|
Posted: Jul 25, 2016 |
[ # 16 ]
|
|
Experienced member
Total posts: 39
Joined: May 16, 2016
|
Thank you Bruce and Eduardo Bedoya.
As I understand it, the work of POS tagging was charged to a external tool (for a foreing language), like TreeTagger, right?

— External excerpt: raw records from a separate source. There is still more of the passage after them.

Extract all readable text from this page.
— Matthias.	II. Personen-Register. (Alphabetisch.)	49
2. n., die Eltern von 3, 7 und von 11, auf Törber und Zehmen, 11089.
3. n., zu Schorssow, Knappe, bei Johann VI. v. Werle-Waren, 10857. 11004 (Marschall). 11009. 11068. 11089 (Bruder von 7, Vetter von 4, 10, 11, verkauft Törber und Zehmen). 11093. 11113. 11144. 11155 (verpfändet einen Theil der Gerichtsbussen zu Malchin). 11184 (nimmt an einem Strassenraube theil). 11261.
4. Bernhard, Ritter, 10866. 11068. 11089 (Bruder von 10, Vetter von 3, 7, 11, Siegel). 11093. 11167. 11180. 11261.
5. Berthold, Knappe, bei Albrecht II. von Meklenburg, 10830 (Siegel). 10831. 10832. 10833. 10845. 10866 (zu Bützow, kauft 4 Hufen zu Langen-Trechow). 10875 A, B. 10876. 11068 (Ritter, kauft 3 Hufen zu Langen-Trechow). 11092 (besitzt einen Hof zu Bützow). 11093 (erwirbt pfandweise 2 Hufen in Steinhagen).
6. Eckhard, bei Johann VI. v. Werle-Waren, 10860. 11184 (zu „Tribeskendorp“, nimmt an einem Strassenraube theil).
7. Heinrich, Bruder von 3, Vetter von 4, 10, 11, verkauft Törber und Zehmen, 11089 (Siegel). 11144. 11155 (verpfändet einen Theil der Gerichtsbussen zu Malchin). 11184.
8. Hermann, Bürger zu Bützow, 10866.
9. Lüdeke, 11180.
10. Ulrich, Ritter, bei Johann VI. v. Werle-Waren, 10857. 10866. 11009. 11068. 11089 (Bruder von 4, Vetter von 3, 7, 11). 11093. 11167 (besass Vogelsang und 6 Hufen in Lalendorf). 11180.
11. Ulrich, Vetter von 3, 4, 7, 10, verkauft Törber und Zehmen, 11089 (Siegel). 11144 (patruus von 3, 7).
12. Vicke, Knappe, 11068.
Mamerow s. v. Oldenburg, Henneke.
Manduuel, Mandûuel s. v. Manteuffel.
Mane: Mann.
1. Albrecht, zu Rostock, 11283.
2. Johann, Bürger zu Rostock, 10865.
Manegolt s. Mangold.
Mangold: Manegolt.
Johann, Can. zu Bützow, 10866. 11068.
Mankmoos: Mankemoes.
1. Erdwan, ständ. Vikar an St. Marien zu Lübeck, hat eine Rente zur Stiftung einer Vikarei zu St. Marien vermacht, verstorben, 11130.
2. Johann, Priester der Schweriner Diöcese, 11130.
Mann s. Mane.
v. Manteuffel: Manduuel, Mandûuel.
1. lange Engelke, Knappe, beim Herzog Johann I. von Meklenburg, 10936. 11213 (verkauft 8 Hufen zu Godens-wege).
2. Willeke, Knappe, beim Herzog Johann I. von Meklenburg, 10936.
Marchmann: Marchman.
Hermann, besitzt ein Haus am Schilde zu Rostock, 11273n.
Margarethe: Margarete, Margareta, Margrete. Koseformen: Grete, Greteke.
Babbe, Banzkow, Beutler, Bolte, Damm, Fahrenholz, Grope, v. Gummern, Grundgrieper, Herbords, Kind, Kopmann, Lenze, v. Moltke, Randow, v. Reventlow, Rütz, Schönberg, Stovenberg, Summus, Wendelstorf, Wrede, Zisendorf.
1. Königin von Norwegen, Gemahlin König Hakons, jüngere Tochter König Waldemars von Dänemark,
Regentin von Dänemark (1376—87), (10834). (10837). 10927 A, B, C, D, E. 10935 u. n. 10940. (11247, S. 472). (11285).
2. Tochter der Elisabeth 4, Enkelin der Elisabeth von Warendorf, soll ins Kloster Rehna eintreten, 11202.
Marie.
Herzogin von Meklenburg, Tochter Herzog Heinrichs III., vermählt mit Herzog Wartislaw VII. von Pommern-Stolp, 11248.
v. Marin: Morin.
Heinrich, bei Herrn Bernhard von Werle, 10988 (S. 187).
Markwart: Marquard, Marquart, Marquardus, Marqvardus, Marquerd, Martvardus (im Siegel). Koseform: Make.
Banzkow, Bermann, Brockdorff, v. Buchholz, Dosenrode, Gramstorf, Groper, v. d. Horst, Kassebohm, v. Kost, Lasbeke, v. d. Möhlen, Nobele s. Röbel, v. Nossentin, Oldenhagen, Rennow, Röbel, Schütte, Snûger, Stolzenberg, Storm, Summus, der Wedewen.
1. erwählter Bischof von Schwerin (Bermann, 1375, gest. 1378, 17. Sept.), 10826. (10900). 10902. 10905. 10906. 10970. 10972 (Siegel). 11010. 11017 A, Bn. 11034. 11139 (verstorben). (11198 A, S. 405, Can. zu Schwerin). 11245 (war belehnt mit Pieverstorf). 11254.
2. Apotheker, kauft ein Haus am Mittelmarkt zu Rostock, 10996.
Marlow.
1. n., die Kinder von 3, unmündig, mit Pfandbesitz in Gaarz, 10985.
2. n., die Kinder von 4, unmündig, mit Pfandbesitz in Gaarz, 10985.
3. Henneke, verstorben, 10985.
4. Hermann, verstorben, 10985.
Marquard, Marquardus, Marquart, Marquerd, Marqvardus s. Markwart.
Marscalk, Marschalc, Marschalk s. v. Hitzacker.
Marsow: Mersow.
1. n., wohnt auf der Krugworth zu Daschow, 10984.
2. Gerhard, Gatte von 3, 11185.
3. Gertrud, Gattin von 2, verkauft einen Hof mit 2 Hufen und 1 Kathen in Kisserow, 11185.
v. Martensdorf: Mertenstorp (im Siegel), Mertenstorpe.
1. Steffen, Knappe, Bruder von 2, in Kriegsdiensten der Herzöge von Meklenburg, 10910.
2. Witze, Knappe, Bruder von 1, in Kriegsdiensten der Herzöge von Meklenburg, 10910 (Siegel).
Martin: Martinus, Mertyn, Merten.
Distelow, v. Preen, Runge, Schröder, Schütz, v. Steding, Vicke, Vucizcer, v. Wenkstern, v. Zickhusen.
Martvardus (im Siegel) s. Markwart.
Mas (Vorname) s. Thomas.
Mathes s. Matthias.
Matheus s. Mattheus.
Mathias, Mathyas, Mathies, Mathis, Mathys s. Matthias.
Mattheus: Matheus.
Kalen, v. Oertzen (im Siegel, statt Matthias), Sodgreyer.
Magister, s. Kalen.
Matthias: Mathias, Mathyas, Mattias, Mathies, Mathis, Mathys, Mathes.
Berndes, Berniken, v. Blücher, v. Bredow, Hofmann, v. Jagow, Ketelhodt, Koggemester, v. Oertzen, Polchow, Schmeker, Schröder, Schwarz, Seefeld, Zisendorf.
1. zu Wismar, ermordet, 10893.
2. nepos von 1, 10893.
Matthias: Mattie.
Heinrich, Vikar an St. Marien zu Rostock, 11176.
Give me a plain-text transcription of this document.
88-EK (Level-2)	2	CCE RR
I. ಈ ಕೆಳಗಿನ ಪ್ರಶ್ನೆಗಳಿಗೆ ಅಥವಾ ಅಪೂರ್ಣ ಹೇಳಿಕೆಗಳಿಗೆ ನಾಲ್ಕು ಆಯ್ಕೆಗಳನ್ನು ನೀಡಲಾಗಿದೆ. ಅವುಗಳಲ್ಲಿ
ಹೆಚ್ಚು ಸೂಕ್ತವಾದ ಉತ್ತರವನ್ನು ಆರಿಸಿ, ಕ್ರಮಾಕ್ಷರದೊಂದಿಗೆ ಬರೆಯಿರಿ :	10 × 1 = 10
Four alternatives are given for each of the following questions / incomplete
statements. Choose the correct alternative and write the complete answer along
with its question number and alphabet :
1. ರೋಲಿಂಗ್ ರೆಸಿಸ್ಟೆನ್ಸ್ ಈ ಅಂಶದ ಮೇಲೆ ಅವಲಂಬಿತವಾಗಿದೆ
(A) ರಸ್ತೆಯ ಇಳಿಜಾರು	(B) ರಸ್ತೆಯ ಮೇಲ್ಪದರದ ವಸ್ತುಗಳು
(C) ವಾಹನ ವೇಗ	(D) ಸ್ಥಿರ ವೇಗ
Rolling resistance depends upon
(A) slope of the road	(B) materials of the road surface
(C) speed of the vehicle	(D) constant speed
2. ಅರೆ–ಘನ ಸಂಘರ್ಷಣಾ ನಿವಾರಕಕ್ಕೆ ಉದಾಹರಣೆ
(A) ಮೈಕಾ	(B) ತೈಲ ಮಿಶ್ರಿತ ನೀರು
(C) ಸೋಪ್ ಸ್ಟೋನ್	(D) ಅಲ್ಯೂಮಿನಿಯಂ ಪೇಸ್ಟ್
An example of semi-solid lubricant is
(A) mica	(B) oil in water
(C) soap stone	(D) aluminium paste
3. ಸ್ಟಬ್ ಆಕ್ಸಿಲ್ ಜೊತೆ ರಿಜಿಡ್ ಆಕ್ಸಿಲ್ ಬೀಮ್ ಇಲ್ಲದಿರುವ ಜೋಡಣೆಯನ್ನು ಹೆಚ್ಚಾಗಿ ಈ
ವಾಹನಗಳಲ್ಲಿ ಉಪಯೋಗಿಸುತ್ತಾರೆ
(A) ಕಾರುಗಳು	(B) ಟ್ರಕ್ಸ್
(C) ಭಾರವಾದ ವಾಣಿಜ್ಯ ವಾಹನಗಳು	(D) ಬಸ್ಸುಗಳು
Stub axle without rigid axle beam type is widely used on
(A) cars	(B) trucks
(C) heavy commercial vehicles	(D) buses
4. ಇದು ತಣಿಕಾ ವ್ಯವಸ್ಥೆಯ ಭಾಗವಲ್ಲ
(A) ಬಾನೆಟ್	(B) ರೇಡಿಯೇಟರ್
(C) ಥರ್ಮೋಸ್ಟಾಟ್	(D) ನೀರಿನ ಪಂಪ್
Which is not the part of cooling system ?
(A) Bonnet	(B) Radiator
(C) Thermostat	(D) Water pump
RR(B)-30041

I will read about this new information in the manuals of chatscript and do some test.
|
|
|
|
|
Posted: Jul 25, 2016 |
[ # 17 ]
|
|
Moderator
Total posts: 2372
Joined: Jan 12, 2010
|
CS engine now enables integration with external pos-taggers to support languages other than english, which would never have been integrated into the engine itself
|
|
|
|
|
Posted: Jul 28, 2016 |
[ # 18 ]
|
|
Senior member
Total posts: 179
Joined: Feb 11, 2015
|
Hi, Bruce,
I searched for external pos-taggers in the 6.7 manuals with no luck, could you please tell me what manual talks about it? could you please suggest some external pos-tagger? thanks advanced.
|
|
|
|
|
Posted: Jul 28, 2016 |
[ # 19 ]
|
|
Moderator
Total posts: 2372
Joined: Jan 12, 2010
|
ChatScript posparser in esoterica, dnd of manual
|
|
|
|
|
Posted: Aug 2, 2016 |
[ # 20 ]
|
|
Senior member
Total posts: 179
Joined: Feb 11, 2015
|
Hi Bruce, I read the new page on the posparser manual
so it says that, in order to enable it you need to disable first
#DO_SPELLCHECK, #DO_PARSE, #DO_SUBSTITUTE_SYSTEM
I have some doubts about it…
1. the spanish spell checker will not be necessary anymore ($cs_language = spanish) the foreign spell checker could completly replace it?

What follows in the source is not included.